Despite a lot of excitement about the falling rig count and the huge number of expenditure cuts across exploration and production, there is still over-production across the world. In fact, if you believe the bears, the US will shortly run out of storage space above ground.
Guys in the industry who have seen cycle after cycle like this keep telling me that “the cure for lower prices is lower prices”. But when will we see supply and demand responses to $50-60 oil? Many wells just can’t afford to stop just yet, whether because of the need for Middle Eastern petro-dollars or the demanding Texan bank manager who still expects the oil well-related loan to be serviced.
Surely, the key factors in where we go next have yet to come to the fore. And for many, June will be the main event.
That month will see the next scheduled Opec meeting, and it is possibly the most likely time for a supply response from the group representing around a third of global production. But the end of June also happens to be the deadline for the Iran nuclear deal. If, and it’s a big if, Iran gets a framework agreement by then, it will be desperate to ramp up oil production as quickly as possible. It may take months if not years but, believe me, they really want to ramp it up.

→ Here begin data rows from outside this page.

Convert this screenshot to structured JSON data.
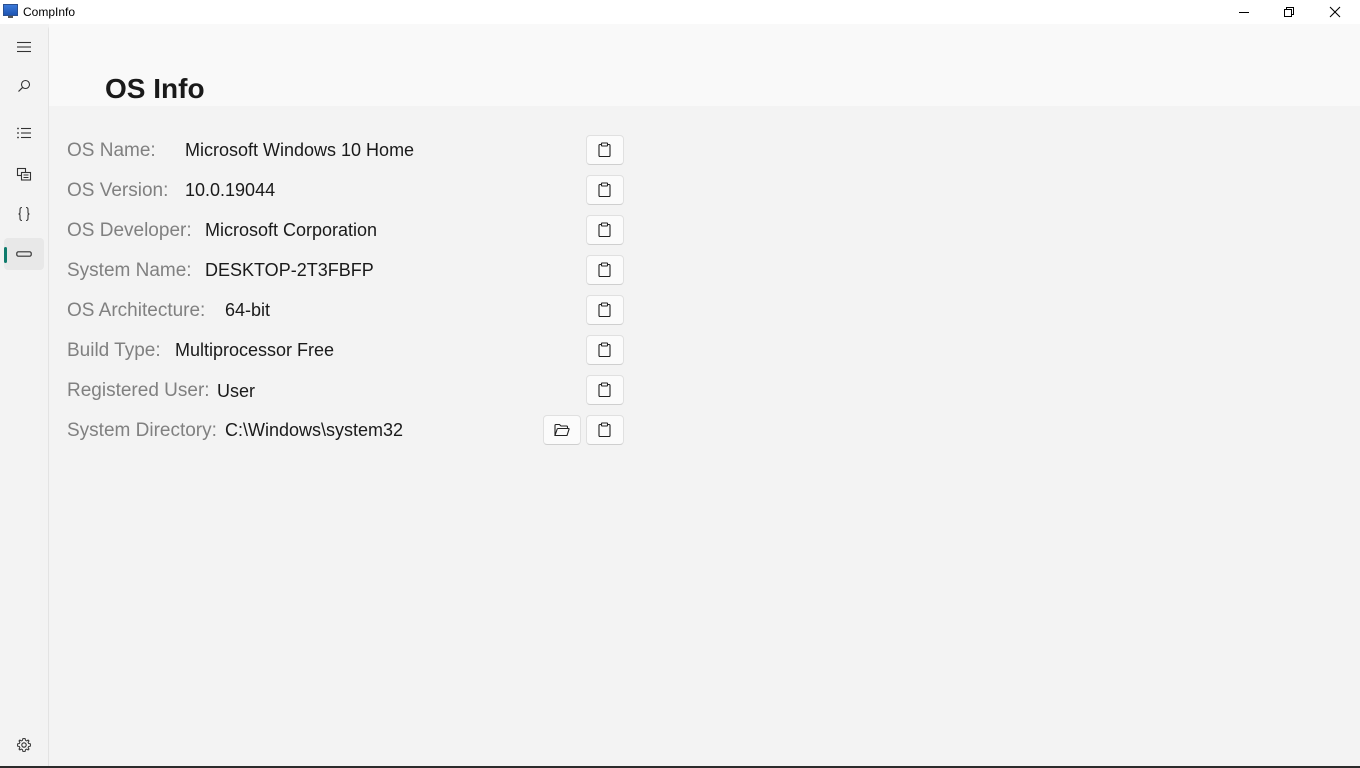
{
  "window": {
    "title": "CompInfo"
  },
  "nav": {
    "items": [
      {
        "name": "menu",
        "icon": "hamburger-menu-icon"
      },
      {
        "name": "search",
        "icon": "search-icon"
      },
      {
        "name": "list",
        "icon": "list-icon"
      },
      {
        "name": "copy-pages",
        "icon": "copy-pages-icon"
      },
      {
        "name": "braces",
        "icon": "braces-icon"
      },
      {
        "name": "os-info",
        "icon": "drive-bar-icon",
        "selected": true
      },
      {
        "name": "settings",
        "icon": "gear-icon"
      }
    ],
    "accent": "#0f7b6c"
  },
  "page": {
    "title": "OS Info"
  },
  "rows": [
    {
      "label": "OS Name:",
      "value": "Microsoft Windows 10 Home"
    },
    {
      "label": "OS Version:",
      "value": "10.0.19044"
    },
    {
      "label": "OS Developer:",
      "value": "Microsoft Corporation"
    },
    {
      "label": "System Name:",
      "value": "DESKTOP-2T3FBFP"
    },
    {
      "label": "OS Architecture:",
      "value": "64-bit"
    },
    {
      "label": "Build Type:",
      "value": "Multiprocessor Free"
    },
    {
      "label": "Registered User:",
      "value": "User"
    },
    {
      "label": "System Directory:",
      "value": "C:\\Windows\\system32"
    }
  ],
  "icons": {
    "copy": "copy-icon",
    "open_folder": "folder-open-icon"
  }
}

Iran doesn’t just want to up levels from the current 2.8m barrels a day. It wants to get to the 4m barrels it was producing in 2008, and to keep going on and on and on. That will set up Iran for a huge row with Saudi over Opec production levels. But the Iran production growth story also makes factors like Libya’s piddly production oscillation and US rig count obsession pale into insignificance.
So, for me, the phoney war going on in the oil market at the moment may just result in a stalemate until the middle of the year. That is when we may get the real battle. The one that may just justify at least one side of the extreme calls – from $20 to back up to $90 per barrel.